Кеннет нахмурился, ничего не понимая, — не зря ему полжизни стучали на ринге кулаками по голове.
— Она из полиции, мой драгоценный. Но красива, правда?
— Морису расскажешь?
— Она же тебя поколотила, а не меня.
— Морис появится позже, нам еще дельце одно нужно провернуть.
— Если я буду наверху, передай ему, что мне нужны деньги на продукты.
Зазвонил телефон, и Кеннет скрылся в кабинете.
Кто-то позвонил в дверь. Мозель открыла и снова увидела Карен. Та протянула ей визитную карточку и сказала:
— Здесь мой номер телефона в отеле, на случай если вы вдруг встретитесь с Гленом.
Мозель положила карточку в карман халата. Кеннет не спросил, кто заходил, а она ничего ему не сказала.
Фоули не мог понять одного. Почему в таком крупном промышленном городе так мало людей на улицах? В воскресенье, если верить Бадди, все сидели по домам и смотрели игру. Сегодня же был вторник, но на центральных улицах практически никого не было. Фоули сказал, что местных жителей можно по пальцам пересчитать, а Бадди ответил, что, наверное, понастроили новых дорог и все люди уехали из города. Они ехали в «олдсе» по Ист-Джефферсон, сменив номера на мичиганские, и Бадди, выступая в роли экскурсовода, показывал Фоули мост на Белл-Айл, старый военно-морской арсенал, «Семь Сестер» — так называли трубы электростанции Эдисона. Вот аквапарк. Бадди спросил: «Про Понтиака слышал? Но не про машину, а про вождя индейцев? Где-то здесь он уничтожил колонну британских солдат, „красных мундиров“, и это место назвали Кровавой Тропой».
Фоули слушал его вполуха, крутил головой по сторонам, но видел перед глазами только Карен: ее фотографию в газете, а также свою любимую картинку — настоящая, живая Карен вылезает из багажника и говорит: «Твоя взяла, Джек».
Повалил сильный снег.
— Почти приехали, — известил Бадди. — Вот пожарное депо.
Он вдруг выпрямился за рулем и нахмурился, пытаясь разглядеть что-то сквозь снег и работающие дворники.
— Где ж завод-то?
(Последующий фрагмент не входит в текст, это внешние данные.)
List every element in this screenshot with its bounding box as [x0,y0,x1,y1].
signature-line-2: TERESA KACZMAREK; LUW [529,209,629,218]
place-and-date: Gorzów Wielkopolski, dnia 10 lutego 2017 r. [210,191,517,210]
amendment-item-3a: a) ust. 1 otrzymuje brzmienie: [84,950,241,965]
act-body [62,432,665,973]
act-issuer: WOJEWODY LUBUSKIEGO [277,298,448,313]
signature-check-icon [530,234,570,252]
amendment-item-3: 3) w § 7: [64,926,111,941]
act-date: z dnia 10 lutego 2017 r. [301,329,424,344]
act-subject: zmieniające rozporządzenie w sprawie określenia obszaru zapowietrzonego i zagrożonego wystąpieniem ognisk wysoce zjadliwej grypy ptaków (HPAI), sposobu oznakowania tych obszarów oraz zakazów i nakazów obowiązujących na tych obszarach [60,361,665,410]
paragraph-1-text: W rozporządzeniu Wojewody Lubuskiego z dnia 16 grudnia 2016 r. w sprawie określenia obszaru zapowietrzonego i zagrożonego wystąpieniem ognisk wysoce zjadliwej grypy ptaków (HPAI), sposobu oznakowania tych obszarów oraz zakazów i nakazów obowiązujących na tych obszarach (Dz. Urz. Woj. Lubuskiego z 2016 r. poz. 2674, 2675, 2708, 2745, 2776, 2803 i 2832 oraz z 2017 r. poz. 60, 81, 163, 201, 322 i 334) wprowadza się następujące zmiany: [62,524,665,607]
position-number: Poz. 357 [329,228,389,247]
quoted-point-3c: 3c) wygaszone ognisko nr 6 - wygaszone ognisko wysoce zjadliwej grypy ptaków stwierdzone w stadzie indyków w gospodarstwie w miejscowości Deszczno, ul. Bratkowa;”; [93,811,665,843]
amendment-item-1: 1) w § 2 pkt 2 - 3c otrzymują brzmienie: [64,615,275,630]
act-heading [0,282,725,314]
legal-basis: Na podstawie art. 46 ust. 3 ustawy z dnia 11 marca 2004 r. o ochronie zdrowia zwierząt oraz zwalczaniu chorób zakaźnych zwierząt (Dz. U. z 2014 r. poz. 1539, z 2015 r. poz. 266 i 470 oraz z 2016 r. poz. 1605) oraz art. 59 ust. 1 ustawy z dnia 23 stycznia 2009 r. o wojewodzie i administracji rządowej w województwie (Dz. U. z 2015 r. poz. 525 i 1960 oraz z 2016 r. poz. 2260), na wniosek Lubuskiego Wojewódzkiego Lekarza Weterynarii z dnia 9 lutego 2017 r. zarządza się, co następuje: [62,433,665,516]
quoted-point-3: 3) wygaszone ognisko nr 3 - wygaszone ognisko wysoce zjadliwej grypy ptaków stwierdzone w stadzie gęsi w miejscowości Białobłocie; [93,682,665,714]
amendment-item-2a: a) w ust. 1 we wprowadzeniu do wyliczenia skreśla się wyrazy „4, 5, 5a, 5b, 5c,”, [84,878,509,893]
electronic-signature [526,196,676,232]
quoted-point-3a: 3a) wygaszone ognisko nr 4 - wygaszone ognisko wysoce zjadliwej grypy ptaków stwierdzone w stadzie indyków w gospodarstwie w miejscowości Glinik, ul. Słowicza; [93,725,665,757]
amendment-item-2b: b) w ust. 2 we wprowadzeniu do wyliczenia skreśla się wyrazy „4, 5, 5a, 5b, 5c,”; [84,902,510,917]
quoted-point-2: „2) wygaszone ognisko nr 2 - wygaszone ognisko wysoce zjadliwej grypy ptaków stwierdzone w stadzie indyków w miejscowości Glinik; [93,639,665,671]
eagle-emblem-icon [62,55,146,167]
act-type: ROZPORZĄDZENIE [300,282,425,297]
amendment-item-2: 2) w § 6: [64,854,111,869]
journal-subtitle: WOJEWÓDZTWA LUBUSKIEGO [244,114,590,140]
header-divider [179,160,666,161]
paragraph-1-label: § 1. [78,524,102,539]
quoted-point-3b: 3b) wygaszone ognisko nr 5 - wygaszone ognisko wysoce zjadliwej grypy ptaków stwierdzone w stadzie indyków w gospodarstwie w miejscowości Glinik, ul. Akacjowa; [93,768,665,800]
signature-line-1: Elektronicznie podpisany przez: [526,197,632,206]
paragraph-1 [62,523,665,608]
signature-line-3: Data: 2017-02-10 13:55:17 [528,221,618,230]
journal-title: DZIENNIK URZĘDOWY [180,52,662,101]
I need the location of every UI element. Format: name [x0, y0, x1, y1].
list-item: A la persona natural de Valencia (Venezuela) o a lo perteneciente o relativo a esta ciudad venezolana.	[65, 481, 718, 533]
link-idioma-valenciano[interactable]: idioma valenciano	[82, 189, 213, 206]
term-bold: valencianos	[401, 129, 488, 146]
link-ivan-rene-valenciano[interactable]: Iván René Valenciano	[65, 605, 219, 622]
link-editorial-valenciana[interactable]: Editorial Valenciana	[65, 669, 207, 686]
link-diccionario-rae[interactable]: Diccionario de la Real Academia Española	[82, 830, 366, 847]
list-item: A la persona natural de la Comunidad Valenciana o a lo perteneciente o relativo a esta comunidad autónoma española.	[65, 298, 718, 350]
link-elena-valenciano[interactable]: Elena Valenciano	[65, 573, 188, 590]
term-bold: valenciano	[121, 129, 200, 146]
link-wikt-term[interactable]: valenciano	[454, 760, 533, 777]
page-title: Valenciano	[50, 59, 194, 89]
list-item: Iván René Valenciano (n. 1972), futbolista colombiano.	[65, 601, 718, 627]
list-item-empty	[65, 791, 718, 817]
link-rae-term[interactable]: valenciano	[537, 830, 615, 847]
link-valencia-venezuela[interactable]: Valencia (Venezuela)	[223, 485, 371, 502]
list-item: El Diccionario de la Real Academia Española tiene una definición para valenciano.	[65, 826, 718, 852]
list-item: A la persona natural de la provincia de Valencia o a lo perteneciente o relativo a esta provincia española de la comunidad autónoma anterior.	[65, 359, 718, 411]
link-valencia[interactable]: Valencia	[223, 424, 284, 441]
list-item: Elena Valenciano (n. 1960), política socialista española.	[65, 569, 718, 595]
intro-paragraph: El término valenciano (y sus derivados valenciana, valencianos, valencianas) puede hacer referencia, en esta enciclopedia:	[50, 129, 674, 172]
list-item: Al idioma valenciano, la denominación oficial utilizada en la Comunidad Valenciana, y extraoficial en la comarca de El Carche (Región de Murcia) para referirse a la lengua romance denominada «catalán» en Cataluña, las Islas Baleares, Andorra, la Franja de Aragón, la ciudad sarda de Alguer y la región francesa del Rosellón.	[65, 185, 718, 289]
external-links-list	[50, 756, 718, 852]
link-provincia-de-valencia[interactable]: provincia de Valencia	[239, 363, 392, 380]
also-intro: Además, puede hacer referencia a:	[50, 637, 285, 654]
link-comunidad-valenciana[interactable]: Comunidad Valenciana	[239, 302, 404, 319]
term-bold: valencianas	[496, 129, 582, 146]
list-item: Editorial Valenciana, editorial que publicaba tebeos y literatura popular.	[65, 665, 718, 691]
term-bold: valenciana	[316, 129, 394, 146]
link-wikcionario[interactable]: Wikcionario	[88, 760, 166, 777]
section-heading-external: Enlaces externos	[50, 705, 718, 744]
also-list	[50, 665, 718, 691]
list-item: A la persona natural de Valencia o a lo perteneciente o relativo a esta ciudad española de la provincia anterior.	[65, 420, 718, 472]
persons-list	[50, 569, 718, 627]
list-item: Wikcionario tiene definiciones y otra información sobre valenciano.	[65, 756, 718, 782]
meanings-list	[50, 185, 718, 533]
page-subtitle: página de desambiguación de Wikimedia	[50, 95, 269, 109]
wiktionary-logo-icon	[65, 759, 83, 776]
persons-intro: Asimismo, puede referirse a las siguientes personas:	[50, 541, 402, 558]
Выходил здесь на улицу, с мостом в контору и административное здание. Нет завода… А, вот там что-то есть. «Джефферсон Норт». Видишь указатель? Чуть дальше трубы. Видимо, построили что-то новое. Понимаешь, огромный был завод, на несколько кварталов тянулся, шесть тысяч машин в час делал, и вдруг его не стало. Показать, где я жил?
— Обойдусь.
— Пора разворачиваться. — Бадди повернул «олдс» к бензозаправке, выкрутил рулевое колесо и покатил в сторону центра. — Если снег не прекратится, скоро на улицы выйдут грузовики с солью. Знаешь, чем я занимался на заводе? Подсоединял коробки передач к двигателям.
Фоули вырезал фотографию Карен из газеты. С ружьем и в черном костюме, который показался ему знакомым. Он нащупал вырезку во внутреннем кармане пиджака. Вот если бы он ей дозвонился… Она бы сказала «алло», он бы сказал…
— По конвейеру идут двигатели, скажем, для машин с автоматической коробкой. Я беру скобу в левую руку — вообще она болтается сверху, — нажимаю на кнопку подъемника правой рукой, так чтобы шпильки в скобе совпали с отверстиями на коробке передач, все подгоняю…
Первым делом он бы представился. «Привет, это Джек Фоули, как поживаете?» Вот так, чем проще, тем лучше. Она поинтересуется, где он и как узнал, что она здесь. Нет, нет, скорее, скажет, что удивлена — или еще что-нибудь, совсем неожиданное. Во всяком случае, он бы хоть голос ее послушал…
— Потом снова давишь на кнопку подъемника, перекидываешь коробку через линию, подправляешь и соединяешь с двигателем. Выпускаешь из руки пульт подъемника, хватаешь пневматический пистолет и загоняешь четыре болта в верхнюю крышку корпуса. Вжж, вжж, вжж, вжж. Как будто выстреливаешь.
Может быть, пойти в «Уэстин» и позвонить ей в номер? Если ее там не окажется, можно будет подождать в холле, пока она вернется. Она же наверняка еще появится в отеле, чем там ни занималась. Если, конечно, не закончила дела и не улетела…
— А если, скажем, коробка висит на подъемнике, а двигатель уже проскочил и его не достать, тогда ты должен хватать коробку в руки, честно говорю, хватать эту железяку весом больше двухсот фунтов и мчаться догонять двигатель.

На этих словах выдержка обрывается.